Your home router should assign a SLAAC IPv6 address to each interface on our machine and we can use these SLAAC addresses to serve as the default IPv6 gateway for each network they are associated with.
if you want to go through the trouble of assigning your own IPv6 address to each interface you can but it’s not necessary.
Using the Router
Now we can actually use our router.

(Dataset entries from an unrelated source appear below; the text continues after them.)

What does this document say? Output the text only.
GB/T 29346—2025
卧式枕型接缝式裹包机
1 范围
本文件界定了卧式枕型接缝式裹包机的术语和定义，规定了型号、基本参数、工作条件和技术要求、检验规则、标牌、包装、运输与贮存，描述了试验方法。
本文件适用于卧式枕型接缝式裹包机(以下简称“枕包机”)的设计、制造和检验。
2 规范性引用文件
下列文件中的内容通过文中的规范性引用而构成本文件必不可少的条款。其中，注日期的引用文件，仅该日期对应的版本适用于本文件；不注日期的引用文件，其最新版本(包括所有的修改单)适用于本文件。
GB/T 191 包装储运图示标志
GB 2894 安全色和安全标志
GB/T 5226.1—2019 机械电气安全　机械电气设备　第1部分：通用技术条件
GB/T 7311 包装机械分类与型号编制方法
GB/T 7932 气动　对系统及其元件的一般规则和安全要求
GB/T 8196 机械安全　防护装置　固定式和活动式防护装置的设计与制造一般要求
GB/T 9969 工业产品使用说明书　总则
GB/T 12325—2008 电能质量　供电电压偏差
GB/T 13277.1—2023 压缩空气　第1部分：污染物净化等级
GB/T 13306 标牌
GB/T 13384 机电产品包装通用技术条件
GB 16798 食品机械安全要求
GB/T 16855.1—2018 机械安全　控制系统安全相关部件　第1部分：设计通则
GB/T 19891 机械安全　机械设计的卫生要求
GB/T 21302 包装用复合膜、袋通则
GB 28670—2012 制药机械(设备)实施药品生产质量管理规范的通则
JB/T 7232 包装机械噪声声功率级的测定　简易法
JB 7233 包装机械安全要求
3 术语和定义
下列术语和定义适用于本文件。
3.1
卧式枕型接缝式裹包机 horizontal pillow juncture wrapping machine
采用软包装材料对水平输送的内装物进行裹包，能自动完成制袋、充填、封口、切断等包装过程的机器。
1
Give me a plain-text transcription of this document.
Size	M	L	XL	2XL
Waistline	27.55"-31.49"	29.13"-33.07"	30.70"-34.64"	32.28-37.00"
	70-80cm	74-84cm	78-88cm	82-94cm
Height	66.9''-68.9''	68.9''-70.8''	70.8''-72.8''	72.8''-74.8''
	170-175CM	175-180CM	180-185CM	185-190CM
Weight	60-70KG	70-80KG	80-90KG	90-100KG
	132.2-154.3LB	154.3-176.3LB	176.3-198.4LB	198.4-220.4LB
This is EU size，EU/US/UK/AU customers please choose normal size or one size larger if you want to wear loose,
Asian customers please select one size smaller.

What we need from the router in order to assign networking to guests on each lab network is the following:
- The IPv4 network address. For example for net1 it is 10.0.1.0/24
- The IPv4 gateway address. For net1 that is the 10.0.1.1 interface on the router.
- The IPv6 gateway address. An easy way to find this is:
# get the name of the correct adapter grep Name /etc/systemd/network/net1.network # get the IPv6 SLAAC addres for the adapter # this example uses 'ens33' ip -6 a s scope global ens33
The address is the string after ‘inet6’. That string has the prefix length appended at the end (usually it is /64) which can be disregarded. You should end up with an address like: 2600:612:8300:2a70:710:29ef:bcfd:42ac as the IPv6 gateway address.
Once you have assigned the IPv4 and IPv6 gateway to the client machines on your lab networks, they should be able to ping their respective gateways, as well as each and also outside hosts.
Incoming Traffic
To be able to route traffic in to your lab networks, you have to create network routes on the client machine(s) on your home network. For example on a Windows machine you can create routes:
# createLabRoutes.ps1
#
# PowerShell script to create routes to lab networks
#
$networks = @(
'10.0.1.0/24'
'10.0.2.0/24'
'10.2.0.0/24'
)
$external = '192.168.0.5'
$ifaceIndex = '16'
foreach ( $net in $networks )
{
New-NetRoute -DestinationPrefix $net -NextHop $external -InterfaceIndex $iface
Index
}
Use Get-NetAdapter to get the interface index of the interface connected to your home network (usually the Wifi or ethernet adapter). Assign $external to the router’s static IPv4 address for the external network.